On my arm I held my double gun stocked with No. 6s.

“It’s really good if the pup gets to see a bird go down when he hears that first gun shot.” Jarvis gave me a meaningful look. I had been warned. It was my job to knock the bird down if it escaped.

When Tex got his first scent of rooster, he forgot that he was cold, that he was scared. Centuries of breeding told in the way he pulled against the leash. Levi gave him a bit more rope and when the older dogs charged after the freed pheasant, the younger dog was right behind them.

For a moment, the dogs held their point and then Danny, the English cocker, busted in and flushed the rooster. No one told me to shoot, but my own instinct took over and I used a European shotgun to knock the Chinese rooster down in front of my audience of Old World hounds.
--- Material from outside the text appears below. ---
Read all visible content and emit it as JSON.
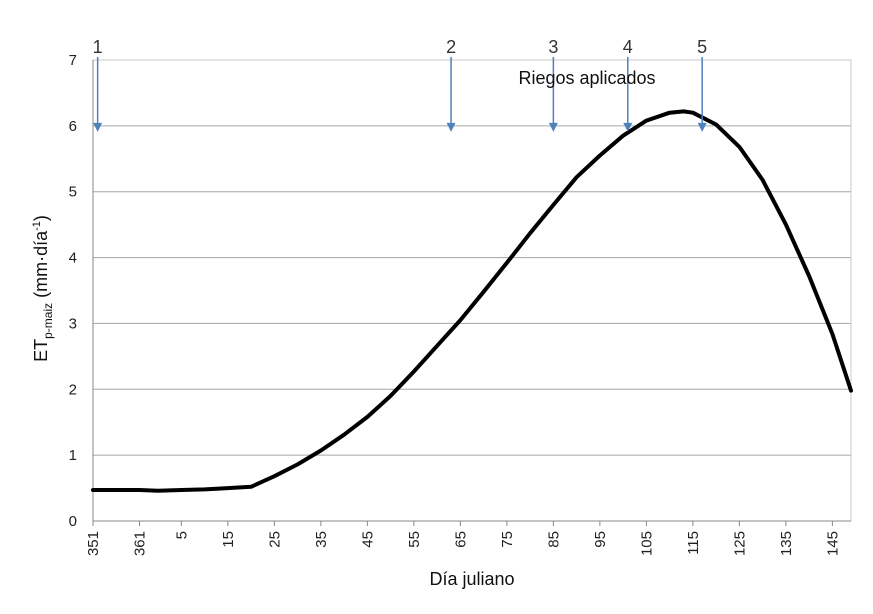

Tex wanted to be right in the middle of the action. “He ran to the bird, he didn’t flinch at the shot, he’s excited. That dog is going to be a good one.”

For the next two hours, we hunted pheasants in the rough along the creek. On every point and every flush, the young dog was allowed a little more lead.

“I will make that rope 75 feet long,” Jarvis said, “but I won’t let him off the rope until I am confident he is going to point.”

One pheasant flushed wild ahead of the dogs, and we watched it go without firing a shot.

“No bird.” The older dogs circled back while Levi reined the young one in. It was a good lesson.

Jarvis smiled at the bird that got away. That was one rooster that might make it through to summer, might meet up with a few of the wild hens that make a living along the White River in Tygh Valley.

At the end of the morning’s session, Lucy, the vizsla, pointed a rooster that jumped up out of the grass to perch in a tree right on the bank of the creek.

Lucy sat beneath the tree and yipped to let us know the bird was upstairs and she continued to yip until we were close. When the rooster flushed, we let it cross the creek then dropped it on the other side.

The German shorthair and the English cocker swam the creek with their master to make the retrieve while Tex looked on. With a spring and summer to train, he will be in fine form come October.